The way we speak our first line should be sensational. The aim is to grab our audience immediately and never let them go. Even the opening sentence from Possum Magic: “Once upon a time, but not very long ago, deep in the Australian bush lived two possums…” can be made fascinating by a long pause after “Once upon a time,” then a quick, secretive look round to see if it’s safe to read the rest of the sentence, and then an emphasis on the words “deep” and “two”. All at once it comes alive. Not only should the first line be a gathering together and a dynamic grabber of our audience, it should also be a sentence of welcome to the ritual of the read-aloud session. So, as we say the dynamic first line we know we’re also saying, through the words of the story: “Hello, hello! Welcome! It’s divine to be here with you.”
When I was lecturing to teacher-education students on how to teach reading and writing, there was so much material to cover I was only able to allocate one pitiful hour in the whole course to teach them the art of reading aloud. Yet I was surprised year after year by how well my students read aloud at end of the semester. How had they done it, I wondered, with so little training? They’d learned it from listening to me reading aloud, which I did regularly and often. The mere example of my reading aloud had done the trick. They had picked it up through their ears.
Expressive reading is remembered. And so it is with our own children. They’ll read with exactly the same expressive inflections as we do, which is why we should make the effort to read aloud with vitality and lots of vocal variation.
Now to endings. If anything could be more important than the first line of a story, it’s the last line. If our story-reading is as mesmerizing as it should be, the last line will be akin to the final Amen at the end of a church service, providing this kind of reassurance to the child: “Goodbye for now, go well, God bless you, take it easy, you’re safe with me, I love you very much, see you soon.”
Badly read endings are the tragic ruin of many an excellent story. We need to be absolutely certain of the words we’re going to read so we don’t stumble over them. Here’s the last line in Feathers And Fools:
So off they went together, in peace and unafraid, to face the day and share the world.
Whenever I read that line in a read-aloud workshop, with the participants joining in, I always finish last because I’m the only who says the line slowly enough. Training ourselves always to d-r-a-g o-u-t t-h-a-t l-a-s-t l-i-n-e takes a while, but the more slowly we say it, the more satisfied our listeners will be.

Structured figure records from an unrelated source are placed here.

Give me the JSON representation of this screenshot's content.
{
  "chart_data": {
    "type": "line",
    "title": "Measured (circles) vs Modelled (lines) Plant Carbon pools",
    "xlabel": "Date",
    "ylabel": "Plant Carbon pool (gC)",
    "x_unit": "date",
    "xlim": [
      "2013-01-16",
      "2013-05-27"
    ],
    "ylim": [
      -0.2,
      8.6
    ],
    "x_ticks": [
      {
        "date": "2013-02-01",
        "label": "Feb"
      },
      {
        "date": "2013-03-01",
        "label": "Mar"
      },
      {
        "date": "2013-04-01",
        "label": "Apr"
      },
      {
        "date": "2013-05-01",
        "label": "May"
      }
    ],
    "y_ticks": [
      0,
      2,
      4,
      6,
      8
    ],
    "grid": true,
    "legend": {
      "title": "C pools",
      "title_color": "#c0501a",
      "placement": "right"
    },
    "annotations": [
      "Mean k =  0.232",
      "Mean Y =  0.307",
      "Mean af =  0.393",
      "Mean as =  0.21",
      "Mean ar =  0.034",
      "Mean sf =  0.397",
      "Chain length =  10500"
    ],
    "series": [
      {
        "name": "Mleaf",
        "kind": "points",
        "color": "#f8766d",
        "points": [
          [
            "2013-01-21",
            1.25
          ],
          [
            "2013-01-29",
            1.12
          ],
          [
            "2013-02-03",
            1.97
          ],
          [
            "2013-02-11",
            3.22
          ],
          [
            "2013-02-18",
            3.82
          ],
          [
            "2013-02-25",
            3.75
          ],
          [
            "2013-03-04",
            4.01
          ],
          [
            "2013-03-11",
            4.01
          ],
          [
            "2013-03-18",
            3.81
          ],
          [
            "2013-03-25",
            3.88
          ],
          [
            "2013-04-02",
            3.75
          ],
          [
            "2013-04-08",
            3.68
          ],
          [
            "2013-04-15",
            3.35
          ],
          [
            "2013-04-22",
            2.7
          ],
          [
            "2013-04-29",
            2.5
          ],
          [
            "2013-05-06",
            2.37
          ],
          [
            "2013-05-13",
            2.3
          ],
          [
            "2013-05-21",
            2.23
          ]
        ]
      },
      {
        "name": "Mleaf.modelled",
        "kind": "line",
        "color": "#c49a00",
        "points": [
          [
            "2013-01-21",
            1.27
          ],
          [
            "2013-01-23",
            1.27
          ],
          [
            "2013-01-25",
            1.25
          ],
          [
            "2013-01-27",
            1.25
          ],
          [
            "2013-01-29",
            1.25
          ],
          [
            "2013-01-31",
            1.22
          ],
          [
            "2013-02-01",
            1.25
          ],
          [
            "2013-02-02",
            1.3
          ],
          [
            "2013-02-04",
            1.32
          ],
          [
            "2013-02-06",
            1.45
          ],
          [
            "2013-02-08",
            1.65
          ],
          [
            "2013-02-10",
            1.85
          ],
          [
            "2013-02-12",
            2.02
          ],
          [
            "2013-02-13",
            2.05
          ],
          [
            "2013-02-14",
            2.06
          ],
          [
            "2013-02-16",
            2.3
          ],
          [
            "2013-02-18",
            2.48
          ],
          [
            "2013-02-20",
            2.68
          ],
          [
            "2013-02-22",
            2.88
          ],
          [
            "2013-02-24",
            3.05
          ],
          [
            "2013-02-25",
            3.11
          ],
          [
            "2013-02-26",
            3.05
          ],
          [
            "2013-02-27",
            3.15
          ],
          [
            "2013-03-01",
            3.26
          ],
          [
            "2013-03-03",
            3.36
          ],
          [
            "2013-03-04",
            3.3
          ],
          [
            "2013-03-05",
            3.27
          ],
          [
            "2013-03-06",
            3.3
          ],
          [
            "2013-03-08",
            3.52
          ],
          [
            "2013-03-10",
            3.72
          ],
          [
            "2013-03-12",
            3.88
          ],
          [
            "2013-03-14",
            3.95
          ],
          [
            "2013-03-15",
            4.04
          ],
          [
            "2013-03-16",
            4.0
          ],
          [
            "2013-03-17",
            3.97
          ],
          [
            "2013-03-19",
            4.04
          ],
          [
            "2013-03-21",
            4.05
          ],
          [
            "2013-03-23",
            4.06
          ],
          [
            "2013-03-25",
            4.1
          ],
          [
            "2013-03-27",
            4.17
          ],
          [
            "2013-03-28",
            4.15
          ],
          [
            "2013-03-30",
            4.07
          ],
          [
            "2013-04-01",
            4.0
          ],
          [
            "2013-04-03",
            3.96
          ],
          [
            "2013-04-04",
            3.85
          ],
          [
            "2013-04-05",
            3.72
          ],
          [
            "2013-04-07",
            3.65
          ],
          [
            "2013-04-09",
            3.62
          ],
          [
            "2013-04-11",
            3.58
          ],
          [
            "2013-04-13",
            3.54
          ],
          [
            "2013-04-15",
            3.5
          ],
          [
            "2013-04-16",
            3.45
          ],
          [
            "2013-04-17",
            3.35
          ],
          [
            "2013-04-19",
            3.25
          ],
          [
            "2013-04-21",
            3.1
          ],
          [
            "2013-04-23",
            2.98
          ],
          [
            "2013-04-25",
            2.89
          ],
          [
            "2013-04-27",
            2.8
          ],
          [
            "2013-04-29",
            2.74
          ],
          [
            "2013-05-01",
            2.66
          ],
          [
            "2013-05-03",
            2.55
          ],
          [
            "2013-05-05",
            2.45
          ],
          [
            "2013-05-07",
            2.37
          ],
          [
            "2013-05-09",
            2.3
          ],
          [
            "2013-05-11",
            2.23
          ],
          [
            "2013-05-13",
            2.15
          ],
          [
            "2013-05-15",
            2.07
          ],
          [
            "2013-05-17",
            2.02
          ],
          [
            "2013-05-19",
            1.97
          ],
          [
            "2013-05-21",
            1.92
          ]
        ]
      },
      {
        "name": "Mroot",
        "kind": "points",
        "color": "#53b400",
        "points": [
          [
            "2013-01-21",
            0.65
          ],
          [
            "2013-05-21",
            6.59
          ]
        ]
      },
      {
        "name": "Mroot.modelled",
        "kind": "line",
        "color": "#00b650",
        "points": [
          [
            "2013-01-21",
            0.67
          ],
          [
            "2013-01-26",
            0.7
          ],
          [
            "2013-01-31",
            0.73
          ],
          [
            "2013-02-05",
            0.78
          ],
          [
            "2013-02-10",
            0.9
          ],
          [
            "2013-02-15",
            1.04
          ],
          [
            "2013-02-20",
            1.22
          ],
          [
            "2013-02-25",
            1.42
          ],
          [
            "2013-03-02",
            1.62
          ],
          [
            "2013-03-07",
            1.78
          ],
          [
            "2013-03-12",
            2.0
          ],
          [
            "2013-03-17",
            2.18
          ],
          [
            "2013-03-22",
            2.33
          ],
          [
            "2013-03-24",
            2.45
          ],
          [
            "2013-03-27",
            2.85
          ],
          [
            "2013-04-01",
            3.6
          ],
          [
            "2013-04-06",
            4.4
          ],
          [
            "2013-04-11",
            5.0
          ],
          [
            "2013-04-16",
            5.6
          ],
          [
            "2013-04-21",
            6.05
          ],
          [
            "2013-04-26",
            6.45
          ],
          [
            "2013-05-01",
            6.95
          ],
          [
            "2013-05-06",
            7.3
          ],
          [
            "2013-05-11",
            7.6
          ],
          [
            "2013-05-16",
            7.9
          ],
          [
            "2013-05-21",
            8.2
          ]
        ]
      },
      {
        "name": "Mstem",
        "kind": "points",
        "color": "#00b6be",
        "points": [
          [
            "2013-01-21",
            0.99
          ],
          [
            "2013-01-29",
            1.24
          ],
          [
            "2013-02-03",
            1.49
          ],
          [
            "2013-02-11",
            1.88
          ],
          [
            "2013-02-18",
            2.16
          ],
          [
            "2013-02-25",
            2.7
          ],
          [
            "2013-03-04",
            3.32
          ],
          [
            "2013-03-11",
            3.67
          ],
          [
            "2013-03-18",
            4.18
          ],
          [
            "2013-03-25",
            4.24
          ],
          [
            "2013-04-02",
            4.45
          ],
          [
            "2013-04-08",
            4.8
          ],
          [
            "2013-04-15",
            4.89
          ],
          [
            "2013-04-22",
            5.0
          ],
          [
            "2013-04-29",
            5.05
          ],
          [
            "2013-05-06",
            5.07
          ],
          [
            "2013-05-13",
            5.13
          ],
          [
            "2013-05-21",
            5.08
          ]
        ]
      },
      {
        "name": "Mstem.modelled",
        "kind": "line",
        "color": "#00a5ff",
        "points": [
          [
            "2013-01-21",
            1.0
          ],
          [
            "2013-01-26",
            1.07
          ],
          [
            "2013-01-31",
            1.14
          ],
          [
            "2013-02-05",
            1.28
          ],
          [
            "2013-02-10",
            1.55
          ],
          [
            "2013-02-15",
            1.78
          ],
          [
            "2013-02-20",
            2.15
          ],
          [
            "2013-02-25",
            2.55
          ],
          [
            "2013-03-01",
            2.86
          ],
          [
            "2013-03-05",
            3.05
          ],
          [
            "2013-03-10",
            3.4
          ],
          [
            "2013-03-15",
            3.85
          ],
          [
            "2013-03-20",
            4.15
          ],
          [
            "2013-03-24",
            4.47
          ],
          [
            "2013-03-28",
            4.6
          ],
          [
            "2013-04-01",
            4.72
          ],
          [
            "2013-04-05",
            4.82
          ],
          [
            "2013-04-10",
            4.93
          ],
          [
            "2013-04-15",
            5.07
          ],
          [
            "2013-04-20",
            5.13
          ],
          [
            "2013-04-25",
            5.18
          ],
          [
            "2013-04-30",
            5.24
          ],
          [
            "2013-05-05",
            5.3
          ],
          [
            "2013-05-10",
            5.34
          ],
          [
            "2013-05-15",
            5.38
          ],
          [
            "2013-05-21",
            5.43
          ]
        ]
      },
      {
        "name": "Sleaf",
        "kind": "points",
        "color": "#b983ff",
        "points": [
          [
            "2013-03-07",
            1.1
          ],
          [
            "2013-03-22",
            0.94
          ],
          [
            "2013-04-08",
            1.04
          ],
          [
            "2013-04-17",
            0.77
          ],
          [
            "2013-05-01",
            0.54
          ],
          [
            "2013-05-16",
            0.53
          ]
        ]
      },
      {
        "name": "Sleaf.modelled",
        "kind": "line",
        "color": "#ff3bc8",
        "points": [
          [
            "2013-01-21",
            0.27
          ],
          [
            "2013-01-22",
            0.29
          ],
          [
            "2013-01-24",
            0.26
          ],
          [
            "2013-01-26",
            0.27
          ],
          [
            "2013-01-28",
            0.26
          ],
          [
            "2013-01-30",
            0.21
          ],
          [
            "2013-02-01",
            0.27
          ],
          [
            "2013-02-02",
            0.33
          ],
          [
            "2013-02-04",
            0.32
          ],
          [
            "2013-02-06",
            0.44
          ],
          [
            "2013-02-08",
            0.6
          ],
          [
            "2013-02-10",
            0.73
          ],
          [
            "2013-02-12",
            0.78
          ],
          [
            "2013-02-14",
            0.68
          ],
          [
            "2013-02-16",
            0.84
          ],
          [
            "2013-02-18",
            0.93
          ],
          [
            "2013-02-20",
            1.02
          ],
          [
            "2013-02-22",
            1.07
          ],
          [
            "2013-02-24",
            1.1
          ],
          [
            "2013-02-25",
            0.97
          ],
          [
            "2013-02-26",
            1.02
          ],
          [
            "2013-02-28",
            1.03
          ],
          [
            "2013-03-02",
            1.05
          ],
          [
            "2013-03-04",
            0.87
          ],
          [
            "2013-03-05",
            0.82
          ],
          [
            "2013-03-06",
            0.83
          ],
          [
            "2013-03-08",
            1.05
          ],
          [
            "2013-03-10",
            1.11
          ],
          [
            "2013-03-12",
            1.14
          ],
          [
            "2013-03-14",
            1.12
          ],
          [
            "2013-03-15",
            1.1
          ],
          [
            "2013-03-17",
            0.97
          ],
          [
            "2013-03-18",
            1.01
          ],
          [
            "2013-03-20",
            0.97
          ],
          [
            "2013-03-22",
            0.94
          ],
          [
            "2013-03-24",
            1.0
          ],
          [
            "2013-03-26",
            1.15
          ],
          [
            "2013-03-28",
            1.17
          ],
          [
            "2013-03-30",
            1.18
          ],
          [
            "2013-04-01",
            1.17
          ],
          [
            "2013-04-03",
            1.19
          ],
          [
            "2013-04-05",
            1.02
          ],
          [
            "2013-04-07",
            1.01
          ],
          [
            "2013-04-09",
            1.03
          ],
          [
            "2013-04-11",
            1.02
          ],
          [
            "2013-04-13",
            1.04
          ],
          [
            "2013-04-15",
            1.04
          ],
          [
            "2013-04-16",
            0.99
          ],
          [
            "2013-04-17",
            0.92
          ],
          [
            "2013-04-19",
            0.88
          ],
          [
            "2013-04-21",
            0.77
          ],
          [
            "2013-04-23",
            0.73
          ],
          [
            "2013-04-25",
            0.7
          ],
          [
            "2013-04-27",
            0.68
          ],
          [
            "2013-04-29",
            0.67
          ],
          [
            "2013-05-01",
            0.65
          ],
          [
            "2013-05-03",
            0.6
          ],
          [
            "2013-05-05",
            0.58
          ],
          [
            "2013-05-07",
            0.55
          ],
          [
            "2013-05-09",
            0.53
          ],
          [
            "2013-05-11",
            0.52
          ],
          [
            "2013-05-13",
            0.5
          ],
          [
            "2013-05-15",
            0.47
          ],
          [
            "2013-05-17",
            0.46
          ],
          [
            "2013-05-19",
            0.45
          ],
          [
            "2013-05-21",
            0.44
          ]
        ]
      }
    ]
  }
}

We can achieve great things emotionally if the last line is a definite dismissal, a farewell. As we say it, we’re releasing our listeners from their contact with us. Without this drawn-out final line our listeners will feel an uncomfortable sort of incompleteness. A rapid finish feels oddly wrong. A slow finish is an absolutely delicious experience. Both teller and listeners find themselves in a state of bliss, akin to “living happily every after.”